謝停杯向她道謝,婦人卻連看也沒看他,放下藥便走了。
屋外仍有兩名村民守著,手中都帶著兵器。
謝停杯靠在門板上,向外看了一會兒,忽然說道:「這地方不太歡迎我。」
屋中沒人回答。
陳阿牛站在門邊,秦小樓坐在窗旁,始終沒有看他,周遠和周小滿也有些不自在,一個低頭整理藥包,一個盯著地上的木縫。

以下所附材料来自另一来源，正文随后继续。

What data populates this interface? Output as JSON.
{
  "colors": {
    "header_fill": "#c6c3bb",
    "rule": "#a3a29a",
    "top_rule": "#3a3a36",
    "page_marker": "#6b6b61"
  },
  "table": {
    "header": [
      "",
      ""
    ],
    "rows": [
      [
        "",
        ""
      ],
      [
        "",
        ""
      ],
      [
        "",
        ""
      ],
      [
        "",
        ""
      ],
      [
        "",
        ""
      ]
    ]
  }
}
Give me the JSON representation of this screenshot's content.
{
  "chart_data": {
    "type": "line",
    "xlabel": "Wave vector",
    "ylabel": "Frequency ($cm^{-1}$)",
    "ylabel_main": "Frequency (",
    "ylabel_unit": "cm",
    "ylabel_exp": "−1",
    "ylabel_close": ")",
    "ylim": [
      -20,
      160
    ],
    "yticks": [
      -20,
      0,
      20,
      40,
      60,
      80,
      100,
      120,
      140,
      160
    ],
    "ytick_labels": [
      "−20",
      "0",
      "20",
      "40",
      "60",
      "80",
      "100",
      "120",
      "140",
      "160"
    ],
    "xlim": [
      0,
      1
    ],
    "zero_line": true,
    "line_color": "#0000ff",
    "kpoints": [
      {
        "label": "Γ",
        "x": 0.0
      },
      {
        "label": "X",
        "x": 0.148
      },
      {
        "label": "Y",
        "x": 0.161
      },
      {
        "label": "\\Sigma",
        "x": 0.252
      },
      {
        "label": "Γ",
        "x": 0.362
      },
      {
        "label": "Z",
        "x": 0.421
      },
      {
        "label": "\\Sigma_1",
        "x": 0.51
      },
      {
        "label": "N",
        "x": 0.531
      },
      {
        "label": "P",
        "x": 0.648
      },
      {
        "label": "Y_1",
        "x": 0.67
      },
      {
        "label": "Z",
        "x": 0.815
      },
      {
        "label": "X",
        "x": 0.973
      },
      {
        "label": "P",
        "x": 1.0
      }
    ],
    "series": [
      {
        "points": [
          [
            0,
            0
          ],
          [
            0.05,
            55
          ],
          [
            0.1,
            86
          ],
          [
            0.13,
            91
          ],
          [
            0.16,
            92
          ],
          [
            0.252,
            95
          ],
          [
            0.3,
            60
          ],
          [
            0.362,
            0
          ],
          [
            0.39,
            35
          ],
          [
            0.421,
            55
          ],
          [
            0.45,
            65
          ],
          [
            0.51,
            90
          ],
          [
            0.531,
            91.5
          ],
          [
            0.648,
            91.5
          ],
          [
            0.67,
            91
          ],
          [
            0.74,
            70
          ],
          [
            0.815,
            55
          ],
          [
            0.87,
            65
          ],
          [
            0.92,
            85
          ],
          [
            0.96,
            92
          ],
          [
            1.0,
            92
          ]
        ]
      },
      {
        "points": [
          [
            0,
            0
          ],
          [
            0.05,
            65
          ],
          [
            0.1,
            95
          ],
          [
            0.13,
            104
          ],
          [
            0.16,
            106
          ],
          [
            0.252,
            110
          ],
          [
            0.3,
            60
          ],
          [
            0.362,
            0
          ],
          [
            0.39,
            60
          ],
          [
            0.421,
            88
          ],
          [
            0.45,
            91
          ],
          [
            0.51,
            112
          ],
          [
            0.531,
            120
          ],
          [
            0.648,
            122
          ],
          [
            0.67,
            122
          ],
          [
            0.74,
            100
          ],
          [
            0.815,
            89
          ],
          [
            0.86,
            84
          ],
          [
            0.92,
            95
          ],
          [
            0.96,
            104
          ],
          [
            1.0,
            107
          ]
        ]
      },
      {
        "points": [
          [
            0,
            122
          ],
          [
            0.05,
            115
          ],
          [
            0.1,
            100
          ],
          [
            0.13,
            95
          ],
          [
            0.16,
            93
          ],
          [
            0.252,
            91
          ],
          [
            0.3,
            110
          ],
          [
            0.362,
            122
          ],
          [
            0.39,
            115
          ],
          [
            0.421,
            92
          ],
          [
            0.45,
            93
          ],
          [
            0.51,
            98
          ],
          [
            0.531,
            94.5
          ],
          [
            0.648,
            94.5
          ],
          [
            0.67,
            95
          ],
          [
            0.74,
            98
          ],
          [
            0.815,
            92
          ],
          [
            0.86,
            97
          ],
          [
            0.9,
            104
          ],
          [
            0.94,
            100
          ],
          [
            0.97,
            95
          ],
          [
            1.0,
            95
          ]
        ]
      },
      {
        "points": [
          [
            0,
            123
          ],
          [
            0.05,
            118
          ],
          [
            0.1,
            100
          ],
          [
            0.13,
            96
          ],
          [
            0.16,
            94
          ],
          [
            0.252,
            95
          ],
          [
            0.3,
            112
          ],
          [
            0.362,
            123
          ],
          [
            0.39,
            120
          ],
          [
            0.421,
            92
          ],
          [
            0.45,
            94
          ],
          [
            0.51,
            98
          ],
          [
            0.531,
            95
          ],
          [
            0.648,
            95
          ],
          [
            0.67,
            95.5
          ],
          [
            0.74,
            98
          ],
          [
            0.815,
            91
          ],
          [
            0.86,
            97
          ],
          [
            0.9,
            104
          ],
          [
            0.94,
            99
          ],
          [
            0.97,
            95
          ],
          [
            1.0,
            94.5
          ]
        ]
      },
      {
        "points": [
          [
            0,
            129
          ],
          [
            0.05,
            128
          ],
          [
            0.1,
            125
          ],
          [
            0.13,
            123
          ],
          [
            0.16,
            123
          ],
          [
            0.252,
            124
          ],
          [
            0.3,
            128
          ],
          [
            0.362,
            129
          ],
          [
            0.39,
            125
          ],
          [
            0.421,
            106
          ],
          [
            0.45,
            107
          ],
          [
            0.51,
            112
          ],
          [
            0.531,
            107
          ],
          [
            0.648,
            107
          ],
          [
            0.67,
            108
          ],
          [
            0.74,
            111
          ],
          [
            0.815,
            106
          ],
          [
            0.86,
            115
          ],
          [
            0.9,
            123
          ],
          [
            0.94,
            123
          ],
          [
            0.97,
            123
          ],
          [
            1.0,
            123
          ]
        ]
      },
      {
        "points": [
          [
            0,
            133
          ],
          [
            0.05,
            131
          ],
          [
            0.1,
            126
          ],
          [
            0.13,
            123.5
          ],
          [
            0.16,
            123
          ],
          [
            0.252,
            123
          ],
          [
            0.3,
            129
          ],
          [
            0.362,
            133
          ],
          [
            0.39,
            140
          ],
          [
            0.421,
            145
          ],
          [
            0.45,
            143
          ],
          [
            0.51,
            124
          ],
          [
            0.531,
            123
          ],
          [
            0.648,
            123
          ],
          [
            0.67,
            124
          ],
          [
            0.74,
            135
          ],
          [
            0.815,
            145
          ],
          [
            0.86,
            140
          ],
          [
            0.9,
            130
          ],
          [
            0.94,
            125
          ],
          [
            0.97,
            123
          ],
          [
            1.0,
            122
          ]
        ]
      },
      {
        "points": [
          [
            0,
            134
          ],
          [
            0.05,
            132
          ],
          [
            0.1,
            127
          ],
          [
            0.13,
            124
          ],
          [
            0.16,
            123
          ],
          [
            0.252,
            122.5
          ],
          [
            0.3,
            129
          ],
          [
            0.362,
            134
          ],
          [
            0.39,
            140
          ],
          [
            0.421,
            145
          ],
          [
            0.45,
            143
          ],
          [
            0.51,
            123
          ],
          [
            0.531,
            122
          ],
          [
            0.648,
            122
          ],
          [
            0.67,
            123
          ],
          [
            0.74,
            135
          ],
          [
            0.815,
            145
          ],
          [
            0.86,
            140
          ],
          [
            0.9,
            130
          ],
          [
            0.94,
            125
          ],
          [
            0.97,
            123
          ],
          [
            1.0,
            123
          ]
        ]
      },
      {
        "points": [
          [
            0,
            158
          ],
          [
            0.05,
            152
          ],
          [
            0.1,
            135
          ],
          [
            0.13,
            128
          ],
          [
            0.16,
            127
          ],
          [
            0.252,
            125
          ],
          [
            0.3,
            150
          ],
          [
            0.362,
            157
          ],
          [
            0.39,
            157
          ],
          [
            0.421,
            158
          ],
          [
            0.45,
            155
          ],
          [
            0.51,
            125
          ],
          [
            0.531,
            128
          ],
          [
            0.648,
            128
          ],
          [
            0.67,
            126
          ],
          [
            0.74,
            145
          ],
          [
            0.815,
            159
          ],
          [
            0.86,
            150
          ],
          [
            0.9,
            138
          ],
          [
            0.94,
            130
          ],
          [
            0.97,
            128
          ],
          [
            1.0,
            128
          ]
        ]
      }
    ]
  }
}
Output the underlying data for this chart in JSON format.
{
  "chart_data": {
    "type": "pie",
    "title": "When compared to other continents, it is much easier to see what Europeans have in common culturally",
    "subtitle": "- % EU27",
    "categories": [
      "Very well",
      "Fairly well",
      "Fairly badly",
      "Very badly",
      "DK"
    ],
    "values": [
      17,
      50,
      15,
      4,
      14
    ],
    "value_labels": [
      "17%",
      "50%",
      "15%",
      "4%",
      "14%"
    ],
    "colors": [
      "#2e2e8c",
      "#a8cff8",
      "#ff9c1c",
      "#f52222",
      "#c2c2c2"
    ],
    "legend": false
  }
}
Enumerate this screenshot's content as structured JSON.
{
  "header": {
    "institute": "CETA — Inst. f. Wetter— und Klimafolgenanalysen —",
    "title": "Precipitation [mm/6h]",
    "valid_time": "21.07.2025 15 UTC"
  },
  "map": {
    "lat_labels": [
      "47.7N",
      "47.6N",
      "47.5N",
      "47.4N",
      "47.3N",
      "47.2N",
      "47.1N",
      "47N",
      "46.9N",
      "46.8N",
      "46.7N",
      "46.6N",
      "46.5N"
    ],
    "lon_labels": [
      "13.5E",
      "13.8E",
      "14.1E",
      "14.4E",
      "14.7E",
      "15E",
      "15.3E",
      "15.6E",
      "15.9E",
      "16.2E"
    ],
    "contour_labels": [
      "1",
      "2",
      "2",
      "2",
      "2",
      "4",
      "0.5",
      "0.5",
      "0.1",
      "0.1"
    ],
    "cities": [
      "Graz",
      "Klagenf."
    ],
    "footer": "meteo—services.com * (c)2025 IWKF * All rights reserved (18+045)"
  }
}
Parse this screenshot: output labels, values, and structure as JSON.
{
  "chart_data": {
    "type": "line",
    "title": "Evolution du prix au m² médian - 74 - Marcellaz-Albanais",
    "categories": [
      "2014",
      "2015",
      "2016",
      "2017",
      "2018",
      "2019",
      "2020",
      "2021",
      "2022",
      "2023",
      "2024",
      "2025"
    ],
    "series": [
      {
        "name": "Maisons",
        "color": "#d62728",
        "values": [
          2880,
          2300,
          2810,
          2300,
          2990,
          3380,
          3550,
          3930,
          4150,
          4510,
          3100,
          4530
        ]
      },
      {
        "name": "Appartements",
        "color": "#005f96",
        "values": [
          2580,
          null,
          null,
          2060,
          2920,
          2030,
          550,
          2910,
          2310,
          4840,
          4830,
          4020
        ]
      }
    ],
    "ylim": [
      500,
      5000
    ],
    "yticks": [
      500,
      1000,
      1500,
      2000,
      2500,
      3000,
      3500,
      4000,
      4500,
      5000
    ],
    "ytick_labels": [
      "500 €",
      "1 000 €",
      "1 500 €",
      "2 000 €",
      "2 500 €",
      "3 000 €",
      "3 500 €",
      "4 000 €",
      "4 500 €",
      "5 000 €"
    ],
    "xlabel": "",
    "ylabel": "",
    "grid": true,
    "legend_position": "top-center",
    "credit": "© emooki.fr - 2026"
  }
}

謝停杯的目光從幾個人臉上依次掃過,眉頭皺了起來:「你們是不是有事瞞著我?」
老人正好走到門外。
他聽見這句話,停下腳步,正要開口,陳阿牛卻先說道:
「我來說。」
老人看了他一眼,沒有反對。
陳阿牛走進屋子,在謝停杯對面找了一隻木凳坐下。
「之前船上那個救了火,然後死掉的人,你還記得嗎?」
謝停杯神情微動:「潛進蘆葦寨那位兄弟?」
「嗯。」
「他怎麼了?」
「他說,他與你一起護送秦小樓去平江。」
陳阿牛道:「他死了,事情沒有辦完,讓我們接著送,這件事你已經知道。」
謝停杯點頭:「還有呢?」
「還有另一件事。」
陳阿牛停頓了一下:「他說,等秦小樓安全到了平江,把你帶來白骨村,殺掉。」
屋中安靜下來。
謝停杯看著陳阿牛,臉上沒有露出憤怒,也沒有太多驚訝,只是眼神一點點變得認真。
周遠忍不住開口:「謝大俠,這件事我們以前確實聽見了,不過師父那時候還沒有接……」
謝停杯抬起手。
周遠只好閉上嘴。
謝停杯仍看著陳阿牛,問道:「所以你讓他們帶我來灰柳灘,是為了殺我?」
「不是。」
陳阿牛搖頭:「那時候我只知道有人托我辦這件事,不知道白骨村的人是不是真的想殺你,也不知道報酬是什麼,我讓他們帶你來,是想先找到白骨村,問清楚。」
「現在問清楚了?」
「嗯。」
「他們要殺我?」
「要。」
「為什麼?」
陳阿牛看了一眼屋外的村民,答道:
「因為兩年前的疫船,當時船上還有二百五十六個活人,你看見了他們,還是放火燒了船。」
謝停杯臉上的神情沒有變化。
可周遠注意到,他放在身側的手慢慢握緊了。
「原來是他們。」他說得很輕。
屋外的老人冷冷道:「你還記得?」
謝停杯沒有回答。
陳阿牛繼續說道:
「他們沒有銀子,不過他們有八顆南珠,最小的一顆以前賣過四十兩,剩下的更大,拿出去能換二百多兩。」
周遠猛地抬起頭:「師父,你真接了?」
「嗯。」
陳阿牛點頭。
周小滿看向謝停杯。
她早就知道那名傷者想讓師父殺謝停杯,可知道有這件事,與聽見師父已經正式接下,終究不太一樣。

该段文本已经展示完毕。